Entrevista a Isabel Seixas

Por: Manuela Rainho

Isabel Seixas é uma das melhores poetisas flavienses. De formação académica ligada ao universo das ciências ditas exactas, Isabel Seixas extravasa na sua obra poética a vertente humana e espiritual da sua vida profissional e académica. Filha de Trás-os-Montes, a escritora transparece uma atitude de orgulho e dignidade relativamente ao regionalismo diferenciador que é ser transmontano.

Manuela Rainho: Para si, o que representa escrever?

Isabel Seixas: Escrever para mim é ser eu própria; é dar largas a uma das minhas dimensões que às vezes é mais obscura, outras vezes é espontânea e retrata muito um estado de espírito do momento; escrever é a minha liberdade, a minha libertação, é aquele momento em que ser mulher é conseguir uma igualdade que por vezes nos está vedada em termos de expressão como pessoa, quando estamos muito condicionados por normas, por aspectos sociais que acabam por nos castrar.
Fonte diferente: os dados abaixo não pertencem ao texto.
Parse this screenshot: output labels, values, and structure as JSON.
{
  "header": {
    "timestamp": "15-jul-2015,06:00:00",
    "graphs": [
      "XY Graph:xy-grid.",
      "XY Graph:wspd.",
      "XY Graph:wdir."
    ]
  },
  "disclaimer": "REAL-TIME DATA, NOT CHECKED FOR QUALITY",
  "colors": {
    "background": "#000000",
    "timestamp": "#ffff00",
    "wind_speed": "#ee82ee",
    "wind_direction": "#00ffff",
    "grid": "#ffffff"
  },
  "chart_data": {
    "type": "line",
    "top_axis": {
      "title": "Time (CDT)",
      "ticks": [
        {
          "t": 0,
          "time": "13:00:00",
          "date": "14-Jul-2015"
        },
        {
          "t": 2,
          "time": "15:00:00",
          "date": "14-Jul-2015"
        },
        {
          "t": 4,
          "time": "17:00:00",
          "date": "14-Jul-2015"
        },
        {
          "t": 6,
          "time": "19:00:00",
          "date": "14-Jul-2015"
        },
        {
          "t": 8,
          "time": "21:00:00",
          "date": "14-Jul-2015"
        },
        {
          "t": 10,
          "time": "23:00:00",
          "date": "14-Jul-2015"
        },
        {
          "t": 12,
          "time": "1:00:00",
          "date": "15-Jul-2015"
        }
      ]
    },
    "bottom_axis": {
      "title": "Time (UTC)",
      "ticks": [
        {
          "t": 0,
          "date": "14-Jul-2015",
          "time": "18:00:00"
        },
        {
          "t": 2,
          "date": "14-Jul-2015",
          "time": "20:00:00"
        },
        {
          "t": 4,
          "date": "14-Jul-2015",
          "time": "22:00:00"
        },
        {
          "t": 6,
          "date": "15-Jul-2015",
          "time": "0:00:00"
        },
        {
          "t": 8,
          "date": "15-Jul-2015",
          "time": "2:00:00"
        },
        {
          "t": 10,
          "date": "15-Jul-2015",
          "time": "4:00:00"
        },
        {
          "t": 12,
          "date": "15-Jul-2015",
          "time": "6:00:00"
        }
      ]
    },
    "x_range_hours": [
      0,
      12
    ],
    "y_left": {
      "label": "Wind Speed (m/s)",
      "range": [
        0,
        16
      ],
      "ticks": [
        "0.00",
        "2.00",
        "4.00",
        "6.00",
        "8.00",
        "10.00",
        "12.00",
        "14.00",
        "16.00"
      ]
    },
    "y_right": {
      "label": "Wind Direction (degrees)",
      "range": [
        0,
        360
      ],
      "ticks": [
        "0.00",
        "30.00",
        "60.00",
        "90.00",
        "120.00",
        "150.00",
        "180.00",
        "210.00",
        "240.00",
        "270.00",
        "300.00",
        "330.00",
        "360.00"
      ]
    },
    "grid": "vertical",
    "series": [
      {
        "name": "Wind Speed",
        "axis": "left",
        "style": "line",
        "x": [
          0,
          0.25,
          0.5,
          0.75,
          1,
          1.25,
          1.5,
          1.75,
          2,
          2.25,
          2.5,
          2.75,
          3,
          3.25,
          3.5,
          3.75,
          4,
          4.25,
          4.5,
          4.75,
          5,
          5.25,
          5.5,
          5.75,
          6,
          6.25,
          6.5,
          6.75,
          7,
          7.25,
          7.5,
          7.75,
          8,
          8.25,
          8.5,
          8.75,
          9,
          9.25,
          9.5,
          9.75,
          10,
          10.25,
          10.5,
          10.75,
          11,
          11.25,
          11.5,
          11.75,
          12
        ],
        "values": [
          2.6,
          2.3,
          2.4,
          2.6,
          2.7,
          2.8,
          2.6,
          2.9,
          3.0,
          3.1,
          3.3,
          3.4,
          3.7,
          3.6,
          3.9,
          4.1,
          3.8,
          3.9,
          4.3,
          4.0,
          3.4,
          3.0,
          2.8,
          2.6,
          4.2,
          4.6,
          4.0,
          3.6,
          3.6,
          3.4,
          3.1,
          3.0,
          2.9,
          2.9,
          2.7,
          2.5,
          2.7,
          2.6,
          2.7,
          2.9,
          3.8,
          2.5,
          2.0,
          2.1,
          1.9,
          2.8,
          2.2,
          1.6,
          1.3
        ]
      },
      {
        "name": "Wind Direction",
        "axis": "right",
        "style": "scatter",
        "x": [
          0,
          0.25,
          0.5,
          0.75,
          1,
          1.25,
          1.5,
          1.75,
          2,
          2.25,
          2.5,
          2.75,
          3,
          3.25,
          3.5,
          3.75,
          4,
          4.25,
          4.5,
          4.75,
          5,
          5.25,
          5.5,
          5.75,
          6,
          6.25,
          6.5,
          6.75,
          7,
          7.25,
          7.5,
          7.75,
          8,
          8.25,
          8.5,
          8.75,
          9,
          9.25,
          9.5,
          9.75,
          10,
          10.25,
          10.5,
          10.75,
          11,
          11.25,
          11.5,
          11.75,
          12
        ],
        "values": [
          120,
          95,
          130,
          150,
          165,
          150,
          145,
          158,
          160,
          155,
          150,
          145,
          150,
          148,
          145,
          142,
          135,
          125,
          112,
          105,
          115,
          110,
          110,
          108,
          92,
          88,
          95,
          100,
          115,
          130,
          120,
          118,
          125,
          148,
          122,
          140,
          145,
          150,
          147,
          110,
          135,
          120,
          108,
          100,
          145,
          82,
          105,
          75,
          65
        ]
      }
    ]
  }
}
Na escrita, tenho essa permissão; sem ser permissiva é-me dado esse direito, por que há sempre uma espécie de aceitação por parte das pessoas pelo que escrevemos. Embora personalizem e saibam que somos nós que escrevemos, atribuem-nos sempre uma certa tolerância relativamente ao que escrevemos, embora a leitura do que escrevemos é de cada um e acaba por aumentar a subjectividade, visto que escrevemos mas não sabemos de que forma vai ser lido pois o texto acaba por vestir um bocadinho as vivências da pessoa que lê. Escrever para mim também é uma das formas que encontro para poder dar vivas ao que não posso fazer em termos de expressão. Há questões que nós por vezes gostaríamos de expressar, mas depois o nosso entorno, a nossa envolvência obrigam-nos a ter um determinado comportamento relacionado com o que esperam de nós. Na escrita eu quase consigo essa libertação. Quase porque às vezes, mesmo em termos de linguagem surge alguma contenção.
Não sei se escrevo poesia. Por vezes equaciono-me sobre isso. Depende muito do conceito de poesia. Penso que escrevo mais prosa poética ou poesia em prosa… não sei se existe esta última. Desconheço a que critérios obedece o conceito de poesia, o que é um bom poeta. Para mim, bom escritor é aquele que é lido, porque tem um quórum, impulsiona as pessoas a retratarem-se no que escreve, a pegarem num livro, a lerem-no. Não sou muito ambiciosa, mas gostava de um dia despertar o interesse no leitor anónimo para me ler. Por enquanto, sou eu que ofereço os livros.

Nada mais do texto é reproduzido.